The criticism follows the release of the opposition’s long-awaited policy, which proposes removing migrants who do not align with Australian values.

While it does not specify nationalities, Taylor said those from western, liberal democracies were more likely to align with Australian values.

“By adopting racism with its shabby appeal to differentiation and primal instincts, Angus Taylor marks himself out as a political leader unworthy of the leadership of a party that has managed Australia for the greater part of the last century and which celebrated the country’s unifying values,” Keating said in a statement.

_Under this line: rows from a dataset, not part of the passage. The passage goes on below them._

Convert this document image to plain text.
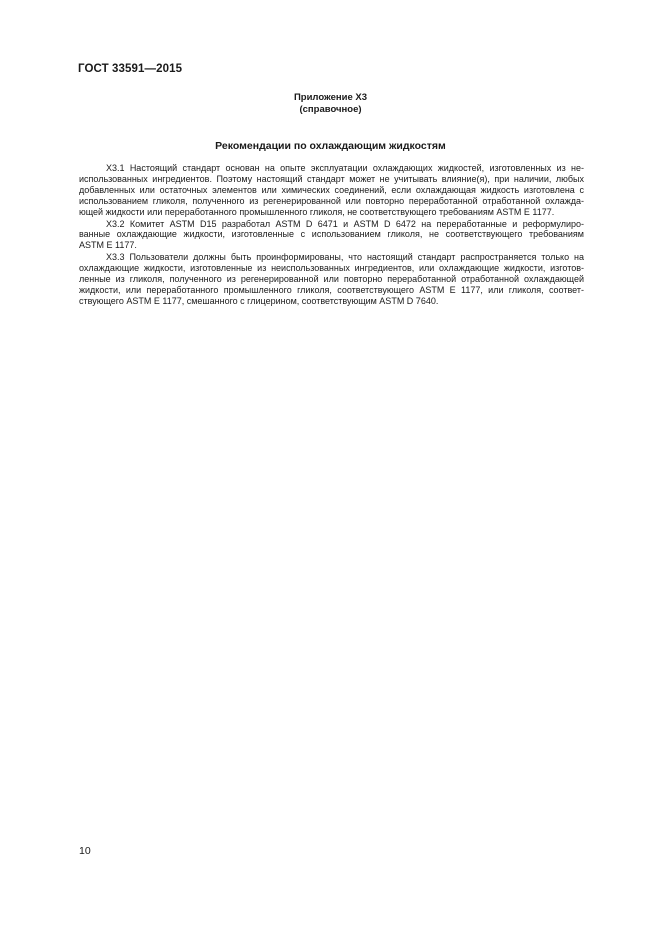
ГОСТ 33591—2015
Приложение Х3
(справочное)
Рекомендации по охлаждающим жидкостям
Х3.1 Настоящий стандарт основан на опыте эксплуатации охлаждающих жидкостей, изготовленных из не-
использованных ингредиентов. Поэтому настоящий стандарт может не учитывать влияние(я), при наличии, любых
добавленных или остаточных элементов или химических соединений, если охлаждающая жидкость изготовлена с
использованием гликоля, полученного из регенерированной или повторно переработанной отработанной охлажда-
ющей жидкости или переработанного промышленного гликоля, не соответствующего требованиям ASTM E 1177.
Х3.2 Комитет ASTM D15 разработал ASTM D 6471 и ASTM D 6472 на переработанные и реформулиро-
ванные охлаждающие жидкости, изготовленные с использованием гликоля, не соответствующего требованиям
ASTM E 1177.
Х3.3 Пользователи должны быть проинформированы, что настоящий стандарт распространяется только на
охлаждающие жидкости, изготовленные из неиспользованных ингредиентов, или охлаждающие жидкости, изготов-
ленные из гликоля, полученного из регенерированной или повторно переработанной отработанной охлаждающей
жидкости, или переработанного промышленного гликоля, соответствующего ASTM E 1177, или гликоля, соответ-
ствующего ASTM E 1177, смешанного с глицерином, соответствующим ASTM D 7640.
10
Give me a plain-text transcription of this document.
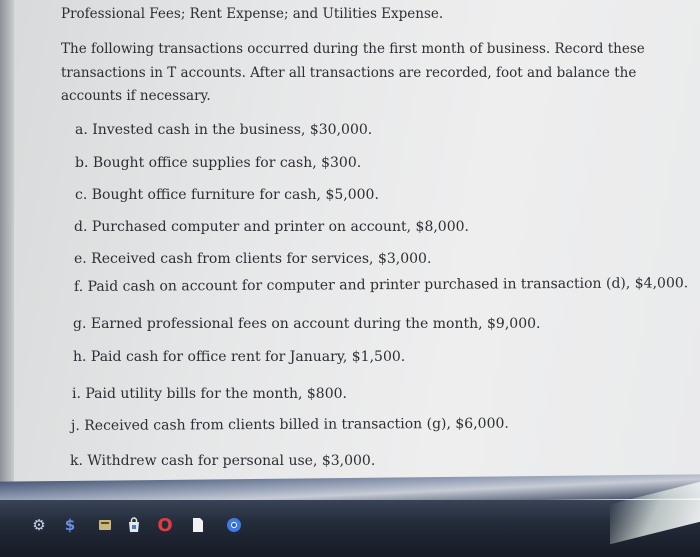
Professional Fees; Rent Expense; and Utilities Expense.
The following transactions occurred during the first month of business. Record these
transactions in T accounts. After all transactions are recorded, foot and balance the
accounts if necessary.
a. Invested cash in the business, $30,000.
b. Bought office supplies for cash, $300.
c. Bought office furniture for cash, $5,000.
d. Purchased computer and printer on account, $8,000.
e. Received cash from clients for services, $3,000.
f. Paid cash on account for computer and printer purchased in transaction (d), $4,000.
g. Earned professional fees on account during the month, $9,000.
h. Paid cash for office rent for January, $1,500.
i. Paid utility bills for the month, $800.
j. Received cash from clients billed in transaction (g), $6,000.
k. Withdrew cash for personal use, $3,000.
⚙ $	O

“How dispiriting for the rest of us is Angus Taylor’s cowardice in not even attempting to stand and argue for principles that have been integral to Australia’s strength – principles his party has long championed.”

Taylor defended the policy, saying Australia’s immigration system should remain non-discriminatory but place greater emphasis on values.

“I always suspected that Paul Keating didn’t support Australian values, but now he has dropped any pretence,” Taylor said.

“To suggest it is ‘racist’ to put Australian values at the centre of our immigration policy shows just how out of touch he is with Australians, as is the Labor Party.

“This is the immigration policy we have to have. Immigration numbers are too high. Immigration standards are too low. And both must change.”

Keating also said the proposal was politically motivated, linking it to growing support for Pauline Hanson.

“The Liberal Party, battling an extreme version of itself – One Nation – has again fallen back to its default political policy: racism,” he said.

“The blight of Pauline Hanson is that her dumb bigotry offers a fantasy. The fantasy that Australia in the modern age can return to a monoculture.”